BY MAGGIE MAY ETHRIDGE
The Given World by Marian Palaia opens time capsules like Maruschka dolls: First, it is late 80’s in Siagon. Swiftly, it is 1968 Montana, and Riley, the protagonist, is a little girl whose world is about to be blown open.
Marian Palaia writes Riley as a casualty of the Vietnam War. After Riley’s idolized, older brother goes permanently missing in the tunnels of Cu Chi, Riley remains locked in the bubble of her home with her parents. Life drains from the home as the months and years go by as the body of the family slowly dies next to the ghost of their oldest son. Riley’s fall from the roof—foreshadowing the falls to come—introduces her to morphine, and her hunger for escape is met with an outlet.
The next fall: a pregnancy.

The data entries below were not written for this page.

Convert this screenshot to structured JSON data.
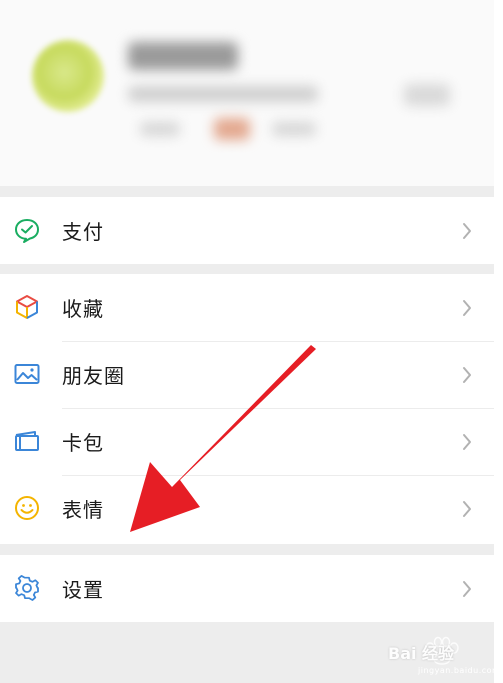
{
  "menu": {
    "items": [
      {
        "label": "支付",
        "icon": "payment-icon"
      },
      {
        "label": "收藏",
        "icon": "favorites-cube-icon"
      },
      {
        "label": "朋友圈",
        "icon": "moments-picture-icon"
      },
      {
        "label": "卡包",
        "icon": "card-wallet-icon"
      },
      {
        "label": "表情",
        "icon": "sticker-smile-icon"
      },
      {
        "label": "设置",
        "icon": "settings-gear-icon"
      }
    ]
  },
  "watermark": {
    "brand": "Bai 经验",
    "url": "jingyan.baidu.com"
  },
  "colors": {
    "pay_green": "#1aad61",
    "arrow_red": "#e61e25",
    "settings_blue": "#3b86d8"
  }
}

Riley leaves her infant son with her parents and spends the next 30 years wandering San Francisco, briefly touching everything she encounters with an attentive, wary mind, never embracing anyone or anything. She meets and walks alongside a number of walking wounded: Primo, the half-blind vet; Lu, a cab driver with an artistic heart; Phuong, a Saigon barmaid; and Grace, a banjo-playing girl on a train, holding her grandmother’s ashes on her own journey. All are hiding in plain sight.
Her removal and appraisal are slowly eroded by the scraping of drink, drugs and sex against her outer shell, and the lull of the years, each collapsing on the next until Riley is far enough away from the moment she learned her brother was missing. Once she is far enough away, she can return to the wound; following her brother’s footsteps, she visits Vietnam. Only then, Riley attempts sobriety.
Marian Palaia’s sentences are excellent in drawing out Riley’s inner experience of the world—highly observant, intelligent, but flattened and removed—allowing us to experience the colossal damage of loss that the Vietnam War brought to Riley’s family. That Riley’s brother disappeared, that the family never had a body to mourn, is an echo of Riley’s own internal life—one foot in, one foot out. No proof of death, no proof of life.
A grown son and ailing parents meet Riley as she awakes; I appreciated the way Palaia draws Riley’s story to a close—not in a neat bow, but in an outline of possibilities, a sketch of what is possible if Riley can continue to emerge from the fog of disbelieving grief, and into the arms of an imperfect, but living world.
Maggie May Ethridge was born southern Mississippi and has lived in San Diego most of her life. She is a community/social media manager and writer and poet. She writes for Bustle.